Ask Dr. Roach: Treatment given for chronic dry eyes fails to improve condition
DEAR DR ROACH >> I developed chronic dry eyes after having cataract surgery on both eyes. I consulted an ophthalmologist who specialized in treating dry eyes. She prescribed Restasis, but my condition didn’t improve after three months of use. She then switched me to Xiidra and instructed me to use it for two more refills, which lasted nine months.
At the end of my conversation with the dry eye specialist, she said that she had done everything she could for me. I inquired about the Miebo drug that was recently approved or the LipiFlow procedure. She mumbled something, then said “goodbye” and “good luck.” Was she openly admitting her incompetence?
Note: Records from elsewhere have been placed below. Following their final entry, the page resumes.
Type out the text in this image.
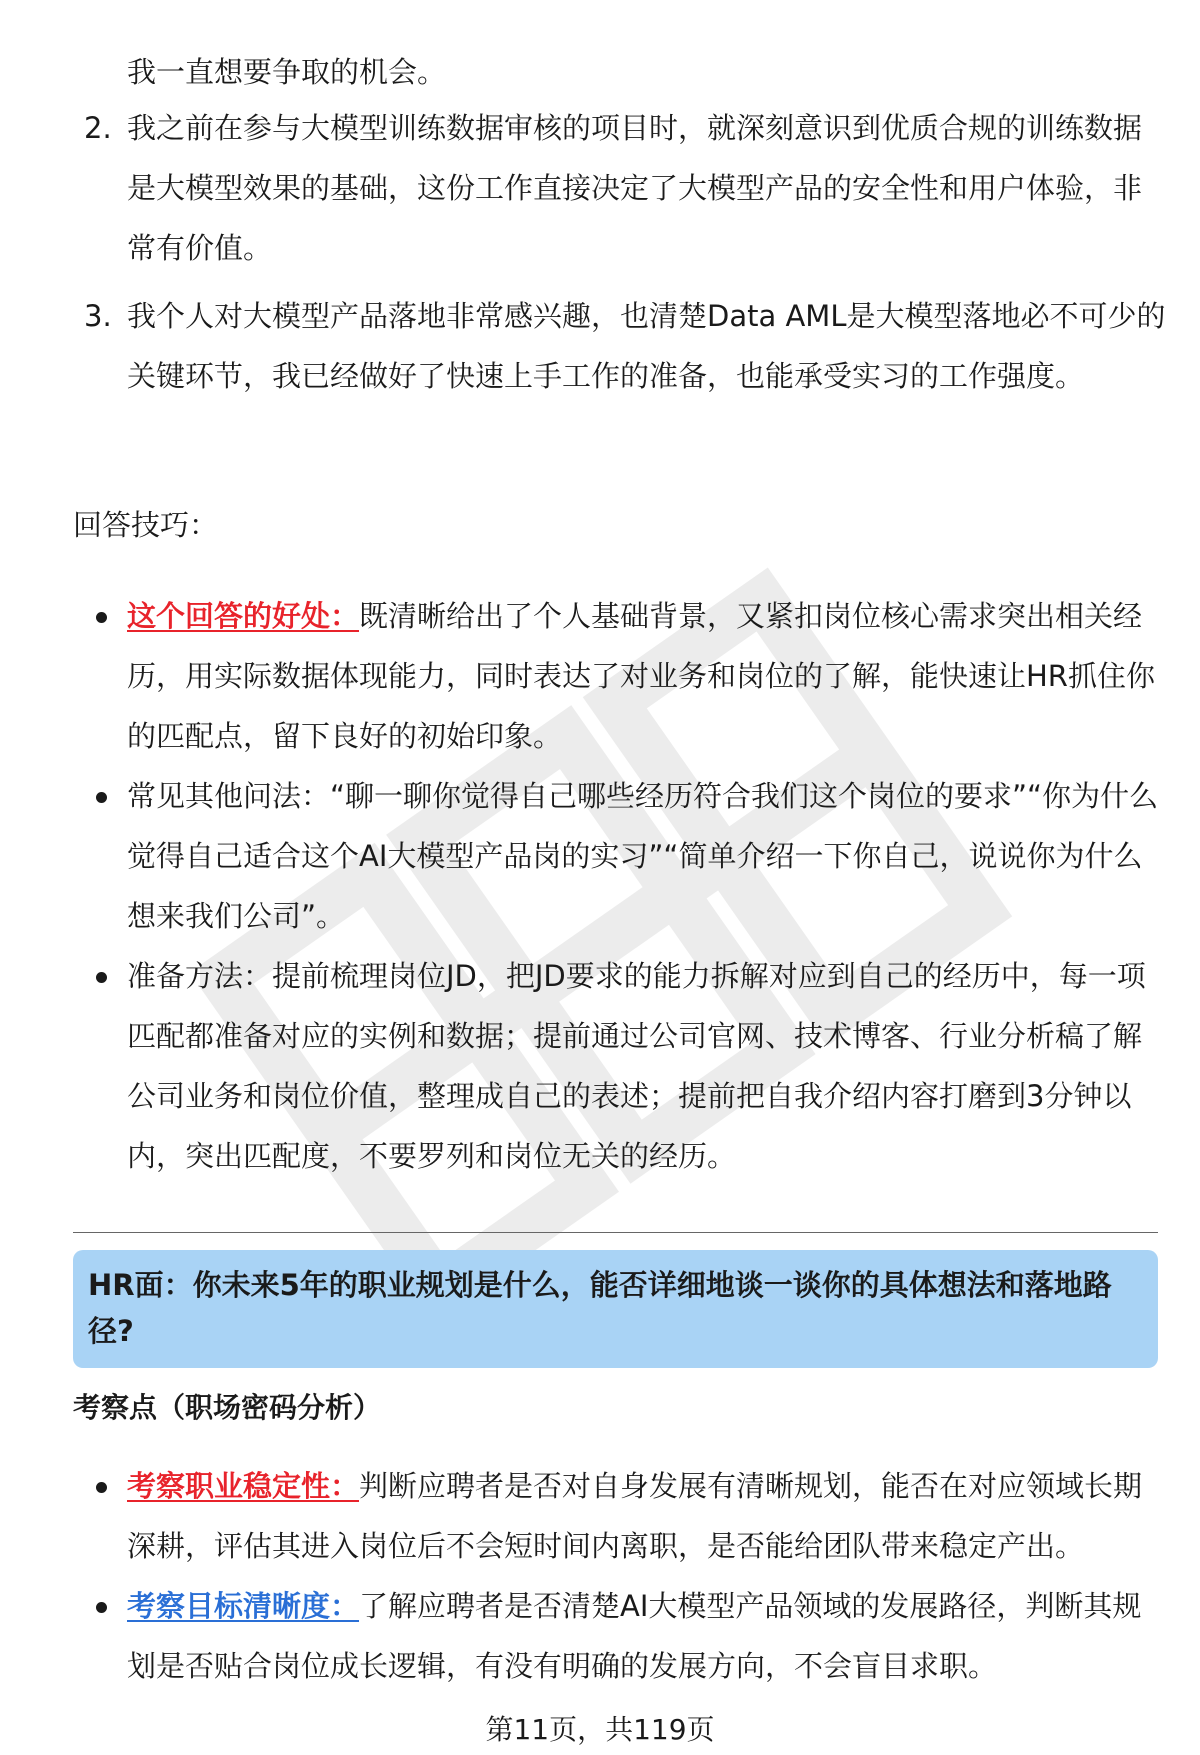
我一直想要争取的机会。
2. 我之前在参与大模型训练数据审核的项目时，就深刻意识到优质合规的训练数据是大模型效果的基础，这份工作直接决定了大模型产品的安全性和用户体验，非常有价值。
3. 我个人对大模型产品落地非常感兴趣，也清楚Data AML是大模型落地必不可少的关键环节，我已经做好了快速上手工作的准备，也能承受实习的工作强度。
回答技巧：
这个回答的好处：既清晰给出了个人基础背景，又紧扣岗位核心需求突出相关经历，用实际数据体现能力，同时表达了对业务和岗位的了解，能快速让HR抓住你的匹配点，留下良好的初始印象。
常见其他问法：“聊一聊你觉得自己哪些经历符合我们这个岗位的要求”“你为什么觉得自己适合这个AI大模型产品岗的实习”“简单介绍一下你自己，说说你为什么想来我们公司”。
准备方法：提前梳理岗位JD，把JD要求的能力拆解对应到自己的经历中，每一项匹配都准备对应的实例和数据；提前通过公司官网、技术博客、行业分析稿了解公司业务和岗位价值，整理成自己的表述；提前把自我介绍内容打磨到3分钟以内，突出匹配度，不要罗列和岗位无关的经历。
HR面：你未来5年的职业规划是什么，能否详细地谈一谈你的具体想法和落地路径?
考察点（职场密码分析）
考察职业稳定性：判断应聘者是否对自身发展有清晰规划，能否在对应领域长期深耕，评估其进入岗位后不会短时间内离职，是否能给团队带来稳定产出。
考察目标清晰度：了解应聘者是否清楚AI大模型产品领域的发展路径，判断其规划是否贴合岗位成长逻辑，有没有明确的发展方向，不会盲目求职。
第11页，共119页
Dear Reader >> It’s hard for me to believe that a dry eye specialist wouldn’t know about the new treatments available in their area of expertise, and I can only guess that there was some kind of miscommunication. As a generalist, I have to know at least a little bit about a whole lot of conditions, rather than a specialist who knows a whole lot about just a few conditions.
For most people with dry eyes, starting with artificial tears is usual and effective for many people, but I certainly have had patients use artificial tears many times daily and still have unpleasant symptoms. I also recommend trying to avoid dry areas, especially with high airflow.
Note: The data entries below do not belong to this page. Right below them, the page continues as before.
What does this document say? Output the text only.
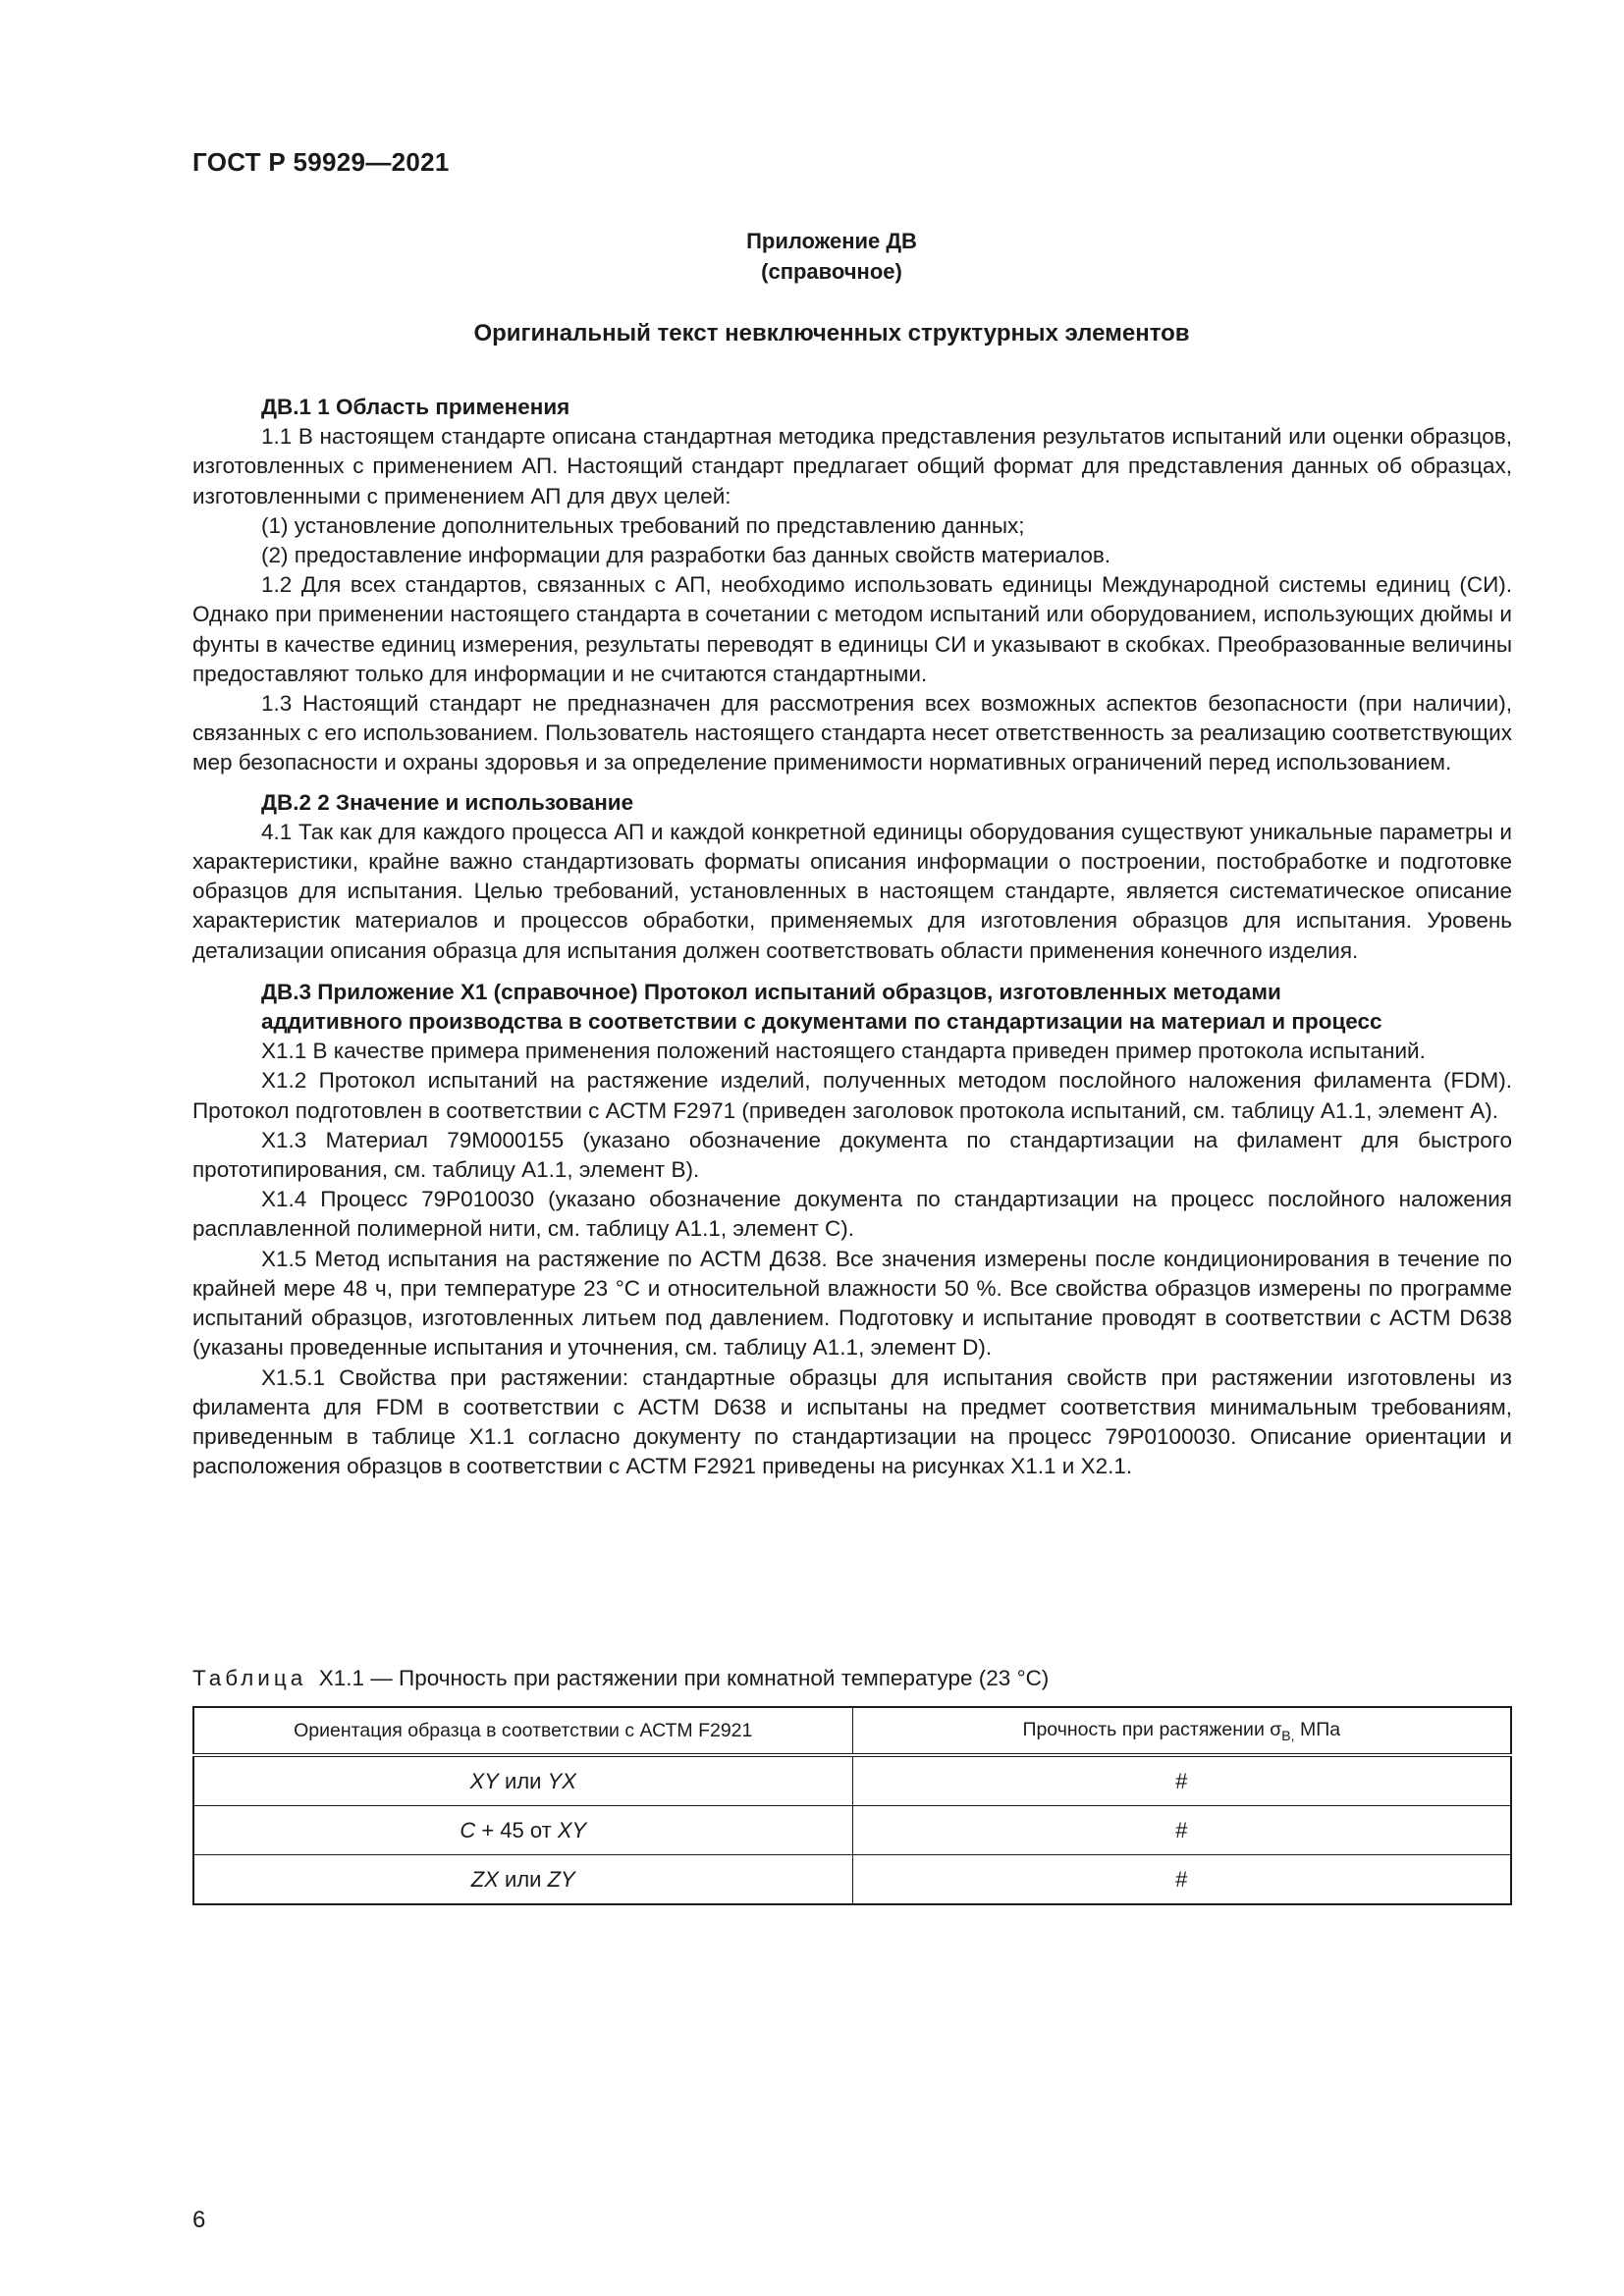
ГОСТ Р 59929—2021
Приложение ДВ
(справочное)
Оригинальный текст невключенных структурных элементов
ДВ.1 1 Область применения

1.1 В настоящем стандарте описана стандартная методика представления результатов испытаний или оценки образцов, изготовленных с применением АП. Настоящий стандарт предлагает общий формат для представления данных об образцах, изготовленными с применением АП для двух целей:

(1) установление дополнительных требований по представлению данных;

(2) предоставление информации для разработки баз данных свойств материалов.

1.2 Для всех стандартов, связанных с АП, необходимо использовать единицы Международной системы единиц (СИ). Однако при применении настоящего стандарта в сочетании с методом испытаний или оборудованием, использующих дюймы и фунты в качестве единиц измерения, результаты переводят в единицы СИ и указывают в скобках. Преобразованные величины предоставляют только для информации и не считаются стандартными.

1.3 Настоящий стандарт не предназначен для рассмотрения всех возможных аспектов безопасности (при наличии), связанных с его использованием. Пользователь настоящего стандарта несет ответственность за реализацию соответствующих мер безопасности и охраны здоровья и за определение применимости нормативных ограничений перед использованием.

ДВ.2 2 Значение и использование

4.1 Так как для каждого процесса АП и каждой конкретной единицы оборудования существуют уникальные параметры и характеристики, крайне важно стандартизовать форматы описания информации о построении, постобработке и подготовке образцов для испытания. Целью требований, установленных в настоящем стандарте, является систематическое описание характеристик материалов и процессов обработки, применяемых для изготовления образцов для испытания. Уровень детализации описания образца для испытания должен соответствовать области применения конечного изделия.

ДВ.3 Приложение Х1 (справочное) Протокол испытаний образцов, изготовленных методами
аддитивного производства в соответствии с документами по стандартизации на материал и процесс

Х1.1 В качестве примера применения положений настоящего стандарта приведен пример протокола испытаний.

Х1.2 Протокол испытаний на растяжение изделий, полученных методом послойного наложения филамента (FDM). Протокол подготовлен в соответствии с АСТМ F2971 (приведен заголовок протокола испытаний, см. таблицу А1.1, элемент А).

Х1.3 Материал 79М000155 (указано обозначение документа по стандартизации на филамент для быстрого прототипирования, см. таблицу А1.1, элемент В).

Х1.4 Процесс 79Р010030 (указано обозначение документа по стандартизации на процесс послойного наложения расплавленной полимерной нити, см. таблицу А1.1, элемент С).

Х1.5 Метод испытания на растяжение по АСТМ Д638. Все значения измерены после кондиционирования в течение по крайней мере 48 ч, при температуре 23 °С и относительной влажности 50 %. Все свойства образцов измерены по программе испытаний образцов, изготовленных литьем под давлением. Подготовку и испытание проводят в соответствии с АСТМ D638 (указаны проведенные испытания и уточнения, см. таблицу А1.1, элемент D).

Х1.5.1 Свойства при растяжении: стандартные образцы для испытания свойств при растяжении изготовлены из филамента для FDM в соответствии с АСТМ D638 и испытаны на предмет соответствия минимальным требованиям, приведенным в таблице Х1.1 согласно документу по стандартизации на процесс 79Р0100030. Описание ориентации и расположения образцов в соответствии с АСТМ F2921 приведены на рисунках Х1.1 и Х2.1.

Таблица Х1.1 — Прочность при растяжении при комнатной температуре (23 °С)
Ориентация образца в соответствии с АСТМ F2921	Прочность при растяжении $\sigma_{В,}$ МПа
XY или YX	#
C + 45 от XY	#
ZX или ZY	#
6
Most people with dry eyes have blockages in the meibomian glands, which secrete an oily substance that helps prevent the eye fluid from drying and forces the lacrimal glands to make more tears. (This leads to the paradox of people having red, watery eyes when they really have dry eye disease.) Trying to unblock the meibomian glands with baby shampoo and warm water is another treatment generalists like me often try. But when these therapies aren’t working, an ophthalmologist is essential.
The ophthalmologist can do an exam to be sure if the meibomian glands are blocked. Among the treatments they have available are the ones you tried: cyclosporine (Restasis), which works well for a minority of people; lifitegrast (Xiidra), which decreases inflammation; varenicline (Tyrvaya), which increases tear production; and Miebo (perfluorohexyloctane), which works by reducing evaporation.
If the problem is the blocked glands, doctors can also consider more powerful treatments to unblock the meibomian glands. One of these, Lipiflow, is a heat-based treatment. My
colleagues in ophthalmology, to whom I refer, tell me that this is often a successful treatment, although the process may need to be repeated, sometimes every six months and sometimes longer. Ophthalmologists can also place plugs to reduce the loss of tears through drainage.
DEAR DR. ROACH >> We’re told to wash our hands with soap and water for 20 seconds to kill the COVID-19 virus. How long should we wash our hands to kill bacteria and other viruses?
Dear Reader >> 20 seconds is the right amount of time for bacteria and viruses. An alternative is an alcohol-based handrub, which is fast and effective. Of course, you should wash your hands before and after eating — and after using the restroom. Bacterial spores cannot be easily killed, but they are effectively washed off by soap and water. In cases where spores are a concern (Clostridioides difficile is a big one), then handwashing is essential, as alcohol is ineffective.